I remember playing with the kids, I remember what it was like to step into a room of children and feel their expectations. They were always ready to have fun and cause mischief. But the greatest thing about the children is that they didn’t carry any of the adult shit their heads, their minds were simple and they saw the beauty and excitement in everything.

That’s what inspired my journey, that’s why I left the city I wanted to look and to stare at the simple things, see the beauty in the ugliness, see the beauty in all the small things that we ignore. I wanted to look at things with a child’s eyes, to not worry about what everyone thought, to turn the brain off and kindle the excitement inside me for the world and the people in it.

… and so I did, I stopped to look at things and found Dragons.

The Break Up

I didn’t understand it. I had so many questions inside my head, but none of the answers that I could come up with made any sense. And the worst part, I couldn’t stop the thoughts, they constantly bombarded my every moment, it was exhausting.

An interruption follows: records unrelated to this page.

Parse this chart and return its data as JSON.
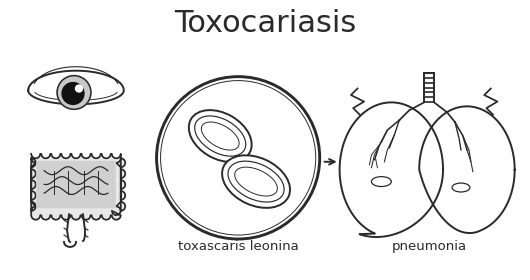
{
  "title": "Toxocariasis",
  "label_parasite": "toxascaris leonina",
  "label_disease": "pneumonia",
  "bg_color": "#ffffff",
  "line_color": "#2a2a2a",
  "title_fontsize": 22,
  "label_fontsize": 9.5
}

By the time the third day after the break up came around I finally found the energy to pick myself up and do something healthy, to try and make me feel wanted again. Somehow I needed to feel good and worthy. So I did all the things that when I was happy I put off, it’s funny how when you are happy you don’t need to do anything, you feel loved and that’s enough, if you are loved then what you do doesn’t matter, success or failure you will be loved. But when you are down, wow, then you need some medicine.

But after one day of feeling myself again, I saw her, and she was with him. My heart melted and it was back to questions, self doubt and no sleep. I wondered how long it would last, would I feel shit forever? Would the sadness pass? I don’t know, I promised myself that time would heal me, to be patient, but my temper flared and there were moments where I could not control myself I became violent to myself. I was desperate to cry to release everything, but I couldn’t bring the tears, I was numb.

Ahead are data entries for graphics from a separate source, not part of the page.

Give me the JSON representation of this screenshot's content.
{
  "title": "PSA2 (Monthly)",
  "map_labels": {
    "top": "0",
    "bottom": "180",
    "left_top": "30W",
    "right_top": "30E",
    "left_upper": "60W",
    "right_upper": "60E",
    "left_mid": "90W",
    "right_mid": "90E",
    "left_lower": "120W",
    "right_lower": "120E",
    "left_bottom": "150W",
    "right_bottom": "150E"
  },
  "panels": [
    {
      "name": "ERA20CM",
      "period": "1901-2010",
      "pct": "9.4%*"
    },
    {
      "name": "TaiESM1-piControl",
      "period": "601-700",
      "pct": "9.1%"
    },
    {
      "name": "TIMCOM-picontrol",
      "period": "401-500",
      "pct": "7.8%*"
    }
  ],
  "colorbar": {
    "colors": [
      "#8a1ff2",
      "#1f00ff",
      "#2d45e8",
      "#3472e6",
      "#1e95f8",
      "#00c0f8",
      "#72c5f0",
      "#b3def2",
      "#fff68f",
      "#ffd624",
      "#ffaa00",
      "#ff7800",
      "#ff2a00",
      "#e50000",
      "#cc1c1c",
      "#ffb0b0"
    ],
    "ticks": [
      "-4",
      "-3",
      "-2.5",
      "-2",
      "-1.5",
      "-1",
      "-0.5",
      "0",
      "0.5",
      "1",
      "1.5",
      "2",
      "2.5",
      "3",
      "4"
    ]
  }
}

I tried to pick myself up again, restore some energy into my life, but all I could do was think of ways of getting her back. That was the wort thing, all this pain and suffering I was feeling, caused by her, and all I could do was try get her back, return it to the place it was before, the place I had left it, the time when everything between us was natural, when we didn’t have to think, we were just good together. It was magic, like I genuinely believe that it was magic. But was that what she felt at the time? I don’t know, it seemed that way, maybe she was just a great actress.

Sometimes Leaves Go Up

They ran, they ran and ran, they couldn’t stop, not to think, not to look, not to pause for thought. They were making all the wrong decisions, they went right instead of left, they tried to scramble when they should have stuck to the path. They called to each other when they needed silence. But they tried. They both knew that there was a way, they both wanted to find a way, but every decision they made ended in a clash and because of this, they stopped. They stopped trying to escape and were caught.

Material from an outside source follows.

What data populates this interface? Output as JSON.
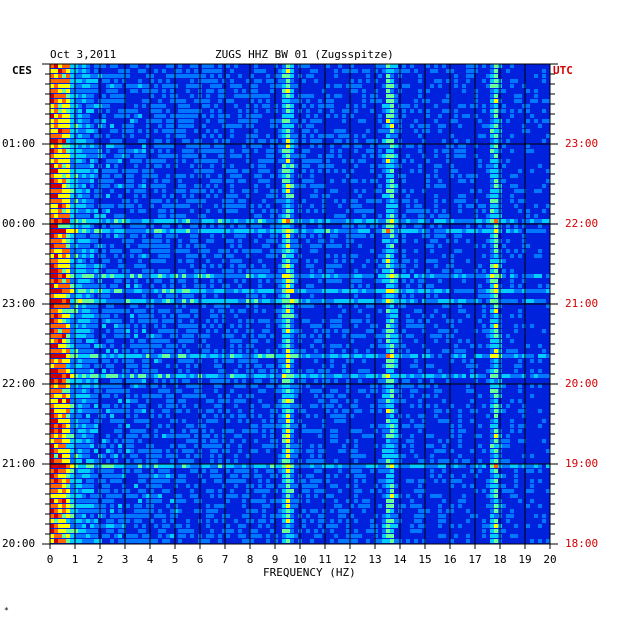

And here only when hope was gone, when captivity was inevitable did they see each other, they felt each others touch, the pain and friction between them melted away, they looked into each other’s eyes and their hearts beat together. Despite the desperation in their situation, they smiled and felt the warm glow of each other’s love.

They turned away from each other, away from their captors and looked out across the countryside, the landscape was wild, unkept, the terrain uneven and the fauna sharp and aggressive. But there was a peacefulness to the energy, an acceptance from the couple in their fate. They smiled together and looked up to the clouds. As they stared towards the sky the autumn leaves rose up above them swirling, spinning, drifting, bouncing like a butterfly… sometimes leaves go up.